Compared with industries such as mining and conventional oil and gas extraction, “the magnitudes and incidences of earthquakes caused by hydraulic fracturing are quite minimal.”

Rogers Media agrees to pay $200,000 for alleged anti-spam breach

The Canadian Radio-television and Telecommunications Commission (CRTC) reports that Rogers Media Inc. has paid $200,000 in relation to alleged violations of Canada’s anti-spam legislation (CASL).

Following an investigation by CRTC’s chief compliance and enforcement officer, it is alleged Rogers Media failed to comply with various requirements of the law between July 2014 and July 2015, notes the Department of National Defence.

During this period, it is alleged, among other things, the company sent commercial emails containing an unsubscribe mechanism that did not function properly or which could not be readily performed by the recipient.

Rogers Media has agreed to improve its existing compliance program to meet CASL requirements.

CANADIAN MARKET

Petley-Hare launches Digital Division to serve Ontario clients

Petley-Hare Limited, an insurance brokerage with almost 100 years of experience in Ontario’s Durham Region, has launched a new digital division to serve clients across the province.

“Insurance Jack was built on the premise that the insurance industry has evolved and consumers are interested in a more streamlined buying process,” the division reports.

“While our traditional customers may still want a high-touch relationship with their brokers, Millennials, who will comprise 46% of the workforce within 10 years, want to communicate digitally at their convenience,” says Dave Hare, president of Petley-Hare Limited.

Rogers Insurance acquires CCV Insurance

Rogers Insurance Ltd. has acquired a controlling interest of Ontario-based CCV Insurance & Financial Services Inc. under the previously formed Inowest Insurance Brokers Inc. group of companies.

The acquisition represents the strategic expansion of Rogers Insurance into the Ontario marketplace, leveraging CCV Insurance’s business locations in Brampton, Georgetown and Huntsville.

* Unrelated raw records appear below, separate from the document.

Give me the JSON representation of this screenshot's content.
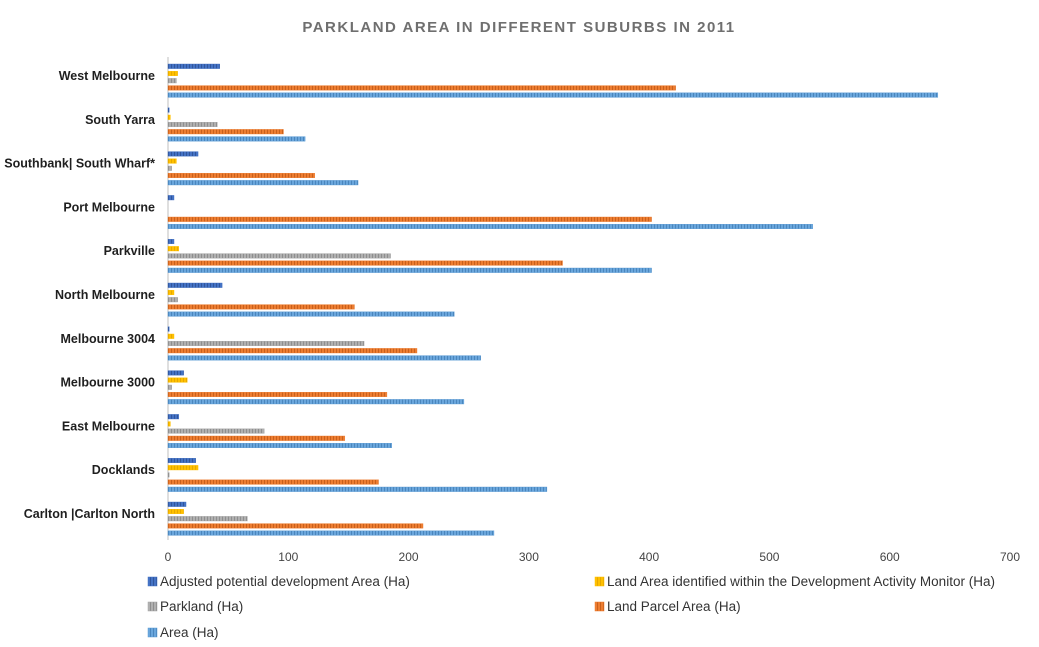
{
  "chart_data": {
    "type": "bar",
    "orientation": "horizontal",
    "title": "PARKLAND AREA IN DIFFERENT SUBURBS IN 2011",
    "xlabel": "",
    "ylabel": "",
    "xlim": [
      0,
      700
    ],
    "xticks": [
      0,
      100,
      200,
      300,
      400,
      500,
      600,
      700
    ],
    "grid": false,
    "legend_position": "bottom",
    "categories": [
      "West Melbourne",
      "South Yarra",
      "Southbank| South Wharf*",
      "Port Melbourne",
      "Parkville",
      "North Melbourne",
      "Melbourne 3004",
      "Melbourne 3000",
      "East Melbourne",
      "Docklands",
      "Carlton |Carlton North"
    ],
    "series": [
      {
        "name": "Adjusted potential development Area (Ha)",
        "color": "#4472c4",
        "values": [
          43,
          1,
          25,
          5,
          5,
          45,
          1,
          13,
          9,
          23,
          15
        ]
      },
      {
        "name": "Land Area identified within the Development Activity Monitor (Ha)",
        "color": "#ffc000",
        "values": [
          8,
          2,
          7,
          0,
          9,
          5,
          5,
          16,
          2,
          25,
          13
        ]
      },
      {
        "name": "Parkland (Ha)",
        "color": "#a5a5a5",
        "values": [
          7,
          41,
          3,
          0,
          185,
          8,
          163,
          3,
          80,
          1,
          66
        ]
      },
      {
        "name": "Land Parcel Area (Ha)",
        "color": "#ed7d31",
        "values": [
          422,
          96,
          122,
          402,
          328,
          155,
          207,
          182,
          147,
          175,
          212
        ]
      },
      {
        "name": "Area (Ha)",
        "color": "#5b9bd5",
        "values": [
          640,
          114,
          158,
          536,
          402,
          238,
          260,
          246,
          186,
          315,
          271
        ]
      }
    ]
  }
}
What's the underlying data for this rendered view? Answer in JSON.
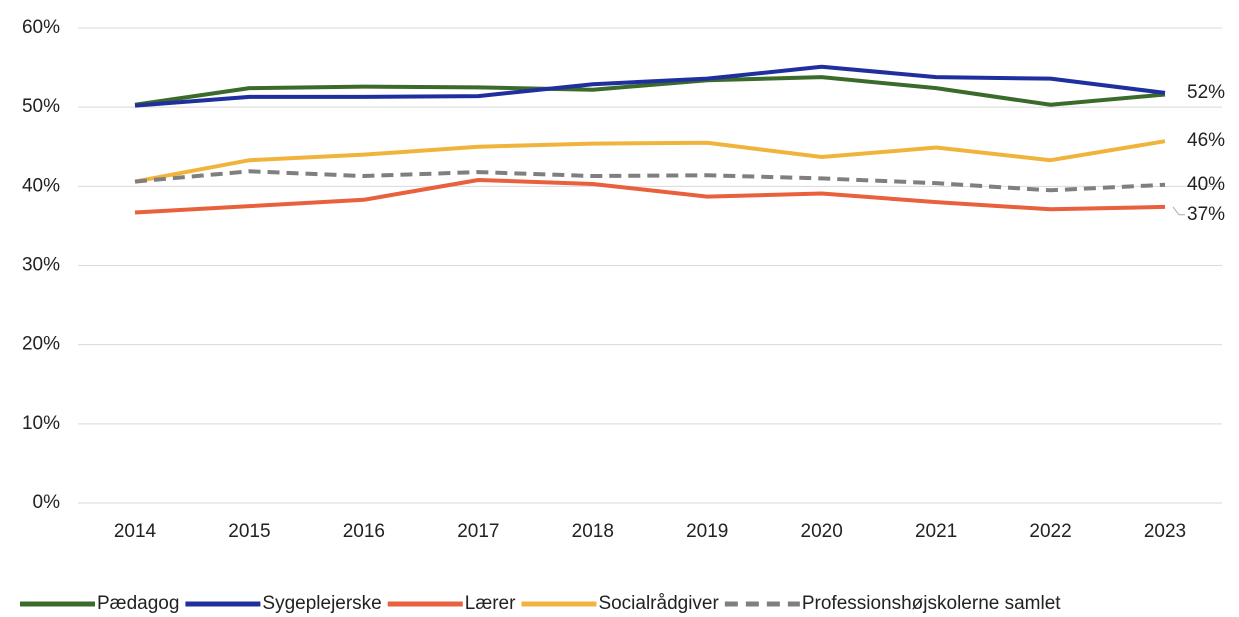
{
  "chart_data": {
    "type": "line",
    "categories": [
      "2014",
      "2015",
      "2016",
      "2017",
      "2018",
      "2019",
      "2020",
      "2021",
      "2022",
      "2023"
    ],
    "series": [
      {
        "name": "Pædagog",
        "color": "#3a6b2a",
        "values": [
          50.3,
          52.4,
          52.6,
          52.5,
          52.2,
          53.4,
          53.8,
          52.4,
          50.3,
          51.6
        ]
      },
      {
        "name": "Sygeplejerske",
        "color": "#1f2f9e",
        "values": [
          50.2,
          51.3,
          51.3,
          51.4,
          52.9,
          53.6,
          55.1,
          53.8,
          53.6,
          51.8
        ],
        "value_labels": [
          null,
          null,
          null,
          null,
          null,
          null,
          null,
          null,
          null,
          "52%"
        ]
      },
      {
        "name": "Lærer",
        "color": "#e8603c",
        "values": [
          36.7,
          37.5,
          38.3,
          40.8,
          40.3,
          38.7,
          39.1,
          38.0,
          37.1,
          37.4
        ],
        "value_labels": [
          null,
          null,
          null,
          null,
          null,
          null,
          null,
          null,
          null,
          "37%"
        ]
      },
      {
        "name": "Socialrådgiver",
        "color": "#f0b43c",
        "values": [
          40.6,
          43.3,
          44.0,
          45.0,
          45.4,
          45.5,
          43.7,
          44.9,
          43.3,
          45.7
        ],
        "value_labels": [
          null,
          null,
          null,
          null,
          null,
          null,
          null,
          null,
          null,
          "46%"
        ]
      },
      {
        "name": "Professionshøjskolerne samlet",
        "color": "#7f7f7f",
        "dashed": true,
        "values": [
          40.6,
          41.9,
          41.3,
          41.8,
          41.3,
          41.4,
          41.0,
          40.4,
          39.5,
          40.2
        ],
        "value_labels": [
          null,
          null,
          null,
          null,
          null,
          null,
          null,
          null,
          null,
          "40%"
        ]
      }
    ],
    "ylim": [
      0,
      60
    ],
    "yticks": [
      {
        "value": 0,
        "label": "0%"
      },
      {
        "value": 10,
        "label": "10%"
      },
      {
        "value": 20,
        "label": "20%"
      },
      {
        "value": 30,
        "label": "30%"
      },
      {
        "value": 40,
        "label": "40%"
      },
      {
        "value": 50,
        "label": "50%"
      },
      {
        "value": 60,
        "label": "60%"
      }
    ],
    "grid": true
  }
}
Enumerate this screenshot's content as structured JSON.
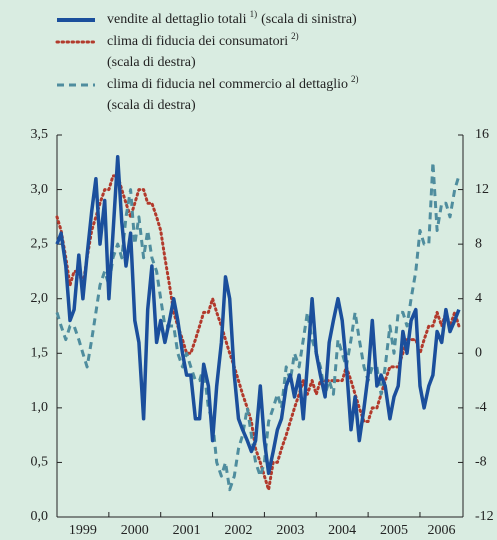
{
  "chart_data": {
    "type": "line",
    "x": [
      1999.0,
      1999.08,
      1999.17,
      1999.25,
      1999.33,
      1999.42,
      1999.5,
      1999.58,
      1999.67,
      1999.75,
      1999.83,
      1999.92,
      2000.0,
      2000.08,
      2000.17,
      2000.25,
      2000.33,
      2000.42,
      2000.5,
      2000.58,
      2000.67,
      2000.75,
      2000.83,
      2000.92,
      2001.0,
      2001.08,
      2001.17,
      2001.25,
      2001.33,
      2001.42,
      2001.5,
      2001.58,
      2001.67,
      2001.75,
      2001.83,
      2001.92,
      2002.0,
      2002.08,
      2002.17,
      2002.25,
      2002.33,
      2002.42,
      2002.5,
      2002.58,
      2002.67,
      2002.75,
      2002.83,
      2002.92,
      2003.0,
      2003.08,
      2003.17,
      2003.25,
      2003.33,
      2003.42,
      2003.5,
      2003.58,
      2003.67,
      2003.75,
      2003.83,
      2003.92,
      2004.0,
      2004.08,
      2004.17,
      2004.25,
      2004.33,
      2004.42,
      2004.5,
      2004.58,
      2004.67,
      2004.75,
      2004.83,
      2004.92,
      2005.0,
      2005.08,
      2005.17,
      2005.25,
      2005.33,
      2005.42,
      2005.5,
      2005.58,
      2005.67,
      2005.75,
      2005.83,
      2005.92,
      2006.0,
      2006.08,
      2006.17,
      2006.25,
      2006.33,
      2006.42,
      2006.5,
      2006.58,
      2006.67,
      2006.75
    ],
    "series": [
      {
        "name": "vendite al dettaglio totali",
        "footnote": "1)",
        "scale_label": "(scala di sinistra)",
        "color": "#1b4f9c",
        "style": "solid",
        "axis": "y",
        "values": [
          2.5,
          2.6,
          2.3,
          1.8,
          1.9,
          2.4,
          2.0,
          2.4,
          2.8,
          3.1,
          2.5,
          2.9,
          2.0,
          2.6,
          3.3,
          2.7,
          2.3,
          2.6,
          1.8,
          1.6,
          0.9,
          1.9,
          2.3,
          1.6,
          1.8,
          1.6,
          1.8,
          2.0,
          1.8,
          1.5,
          1.3,
          1.3,
          0.9,
          0.9,
          1.4,
          1.2,
          0.7,
          1.2,
          1.6,
          2.2,
          2.0,
          1.3,
          0.9,
          0.8,
          0.7,
          0.6,
          0.7,
          1.2,
          0.7,
          0.4,
          0.6,
          0.8,
          0.9,
          1.2,
          1.3,
          1.1,
          1.3,
          0.9,
          1.4,
          2.0,
          1.5,
          1.3,
          1.1,
          1.6,
          1.8,
          2.0,
          1.8,
          1.4,
          0.8,
          1.1,
          0.7,
          1.0,
          1.3,
          1.8,
          1.2,
          1.3,
          1.2,
          0.9,
          1.1,
          1.2,
          1.7,
          1.5,
          1.8,
          1.9,
          1.2,
          1.0,
          1.2,
          1.3,
          1.7,
          1.6,
          1.9,
          1.7,
          1.8,
          1.9
        ]
      },
      {
        "name": "clima di fiducia dei consumatori",
        "footnote": "2)",
        "scale_label": "(scala di destra)",
        "color": "#b23a2c",
        "style": "dotted",
        "axis": "y2",
        "values": [
          10,
          9,
          7,
          5,
          6,
          6,
          5,
          7,
          9,
          10,
          11,
          12,
          12,
          13,
          13,
          12,
          11,
          10,
          11,
          12,
          12,
          11,
          11,
          10,
          9,
          7,
          5,
          3,
          2,
          1,
          0,
          0,
          1,
          2,
          3,
          3,
          4,
          3,
          2,
          1,
          0,
          -1,
          -2,
          -3,
          -4,
          -5,
          -7,
          -8,
          -9,
          -10,
          -8,
          -8,
          -7,
          -6,
          -5,
          -4,
          -3,
          -2,
          -3,
          -2,
          -3,
          -2,
          -2,
          -2,
          -2,
          -2,
          -2,
          -1,
          -2,
          -3,
          -4,
          -5,
          -5,
          -4,
          -4,
          -3,
          -2,
          -1,
          -1,
          -1,
          0,
          1,
          1,
          1,
          0,
          1,
          2,
          2,
          3,
          2,
          3,
          2,
          3,
          2
        ]
      },
      {
        "name": "clima di fiducia nel commercio al dettaglio",
        "footnote": "2)",
        "scale_label": "(scala di destra)",
        "color": "#4f8d9e",
        "style": "dashed",
        "axis": "y2",
        "values": [
          3,
          2,
          1,
          2,
          2,
          1,
          0,
          -1,
          1,
          3,
          5,
          6,
          5,
          7,
          8,
          7,
          10,
          12,
          8,
          10,
          7,
          9,
          7,
          6,
          4,
          2,
          2,
          2,
          0,
          -1,
          0,
          -1,
          -2,
          -2,
          -1,
          -4,
          -5,
          -8,
          -9,
          -8,
          -10,
          -9,
          -7,
          -6,
          -4,
          -6,
          -8,
          -9,
          -8,
          -5,
          -4,
          -3,
          -4,
          -1,
          -2,
          0,
          -1,
          1,
          3,
          1,
          0,
          -1,
          -3,
          -2,
          -3,
          1,
          0,
          -1,
          1,
          3,
          1,
          -1,
          -2,
          -1,
          -1,
          -3,
          -1,
          2,
          0,
          3,
          3,
          2,
          4,
          6,
          9,
          8,
          8,
          14,
          9,
          11,
          11,
          10,
          12,
          13
        ]
      }
    ],
    "xlim": [
      1999,
      2006.83
    ],
    "xticks": [
      1999,
      2000,
      2001,
      2002,
      2003,
      2004,
      2005,
      2006
    ],
    "ylim": [
      0,
      3.5
    ],
    "yticks": [
      {
        "value": 0,
        "label": "0,0"
      },
      {
        "value": 0.5,
        "label": "0,5"
      },
      {
        "value": 1,
        "label": "1,0"
      },
      {
        "value": 1.5,
        "label": "1,5"
      },
      {
        "value": 2,
        "label": "2,0"
      },
      {
        "value": 2.5,
        "label": "2,5"
      },
      {
        "value": 3,
        "label": "3,0"
      },
      {
        "value": 3.5,
        "label": "3,5"
      }
    ],
    "y2lim": [
      -12,
      16
    ],
    "y2ticks": [
      -12,
      -8,
      -4,
      0,
      4,
      8,
      12,
      16
    ]
  }
}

“This first foray into the Ontario marketplace is part of the plan to scale up the Rogers’ operations in both size and geography,” says Bruce Rabik, chief operating officer of Rogers Insurance.

Brian Evans will become president and a significant shareholder of CCV Insurance; Robert Lewis will remain a shareholder and become director, insurance distribution.

REINSURANCE

Third highest number of wildland fires in Alberta in 25 years

Wildland fire crews in Alberta were called out to combat almost 1,800 fires during the 2015 season, the third-highest number in the past 25 years, reports Alberta Agriculture and Forestry.

During the 2015 season, fire crews battled 1,786 wildfires covering more than 492,000 hectares (twice the 25-year average), notes a ministry statement. Sixty-four fires were more than 200 hectares compared to the 25-year average of 19.

Beyond the $139 million budgeted at the start of the season for wildfire prevention, preparedness and management, the province provided an additional $375 million in emergency funding to cover the costs of fighting wildfires this season.

“An early spring, along with dry conditions, strong winds and thunderstorms created ideal conditions for extreme wildfire behaviour in Alberta,” says provincial agriculture and forestry minister Oneil Carlier. “Still, over half of the wildfires we saw this year were human-caused.”

CLAIMS

Alberta takes steps to change disaster recovery program

Alberta’s Ministry of Environment and Parks is making changes to the Disaster Recovery Program (DRP) that will allow 80% of outstanding cases related to the 2013 flooding in southern Alberta to be resolved.

With a financial impact of approximately $6 billion and insured losses of about $2 billion, the flood was the most costly natural disaster in Canadian history.

The ministry reports that the changes will also “ensure the DRP process operates more efficiently in the future, should Albertans be faced with another disaster.”

The government will cease collection on overpayments for files of $5,000 or less, which affects almost 550 outstanding case files. In about 75 cases where overpayments are more than $5,000, files will be handled on a case-by-case basis. The province will also be closing almost 450 files classified as inactive.